A new telescope attachment allows much greater precision in observing exoplanets—planets beyond our solar system—from Earth.
With the new attachment, ground-based telescopes can produce measurements of light intensity that rival the highest quality photometric observations from space.
The custom “beam-shaping” diffusers—carefully structured micro-optic devices that spread incoming light across an image—are capable of minimizing distortions from the Earth’s atmosphere that can reduce the precision of ground-based observations.
“This inexpensive technology delivers high photometric precision in observations of exoplanets as they transit—cross in front of—the bright stars that they orbit,” says Gudmundur Stefansson, a graduate student at Penn State and lead author of the paper. “This technology is especially relevant considering the impending launch of NASA’s Transiting Exoplanet Survey Satellite (TESS) early in 2018. It is up to ground-based facilities to rapidly and reliably follow-up on candidate planets that are identified by TESS.”

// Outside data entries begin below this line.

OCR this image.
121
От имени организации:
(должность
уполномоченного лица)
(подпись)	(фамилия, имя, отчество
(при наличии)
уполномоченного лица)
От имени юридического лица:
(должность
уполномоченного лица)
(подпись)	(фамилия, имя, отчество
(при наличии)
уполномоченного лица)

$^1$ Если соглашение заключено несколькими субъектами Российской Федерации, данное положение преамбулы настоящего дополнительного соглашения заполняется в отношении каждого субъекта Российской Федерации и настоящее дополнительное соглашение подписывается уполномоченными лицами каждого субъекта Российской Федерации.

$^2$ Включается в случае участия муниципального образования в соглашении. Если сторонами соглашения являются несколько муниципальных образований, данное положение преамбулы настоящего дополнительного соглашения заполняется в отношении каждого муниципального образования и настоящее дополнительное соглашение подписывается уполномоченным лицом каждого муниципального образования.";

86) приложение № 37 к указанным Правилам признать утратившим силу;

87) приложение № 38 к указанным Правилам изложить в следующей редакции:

Diffusers are small pieces of glass that can be easily adapted to mount onto a variety of telescopes. Because of their low cost and adaptability, Stefansson believes that diffuser-assisted photometry will allow astronomers to make the most of the information from TESS, confirming new planet candidates from the ground.
“Beam-shaping diffusers are made using a precise nanofabrication process,” says Suvrath Mahadevan, an associate professor of astronomy and astrophysics at the university and an author of the paper, “where a carefully designed surface pattern is precisely written on a plastic polymer on a glass surface or directly etched on the glass itself. The pattern consists of precise micro-scale structures, engineered to mold the varying light input from stars into a predefined broad and stable output shape spread over many pixels on the telescope camera.”
The research team tested the new diffuser technology “on-sky” on the Hale telescope at Palomar Observatory in California, the 0.6m telescope at Davey Lab Observatory at Penn State, and the ARC 3.5m telescope at the Apache Point Observatory in New Mexico. In all cases, images produced with a diffuser were consistently more stable than those using conventional methods—they maintained a relatively consistent size, shape, and intensity, which is integral in achieving highly precise measurements. Using a focused telescope without a diffuser produced images that fluctuate in size and intensity.
A common method of “defocusing” the telescope—deliberately taking the image out of focus to spread out light—yielded higher photometric precision than focused observations, but still created images that fluctuated in size and intensity.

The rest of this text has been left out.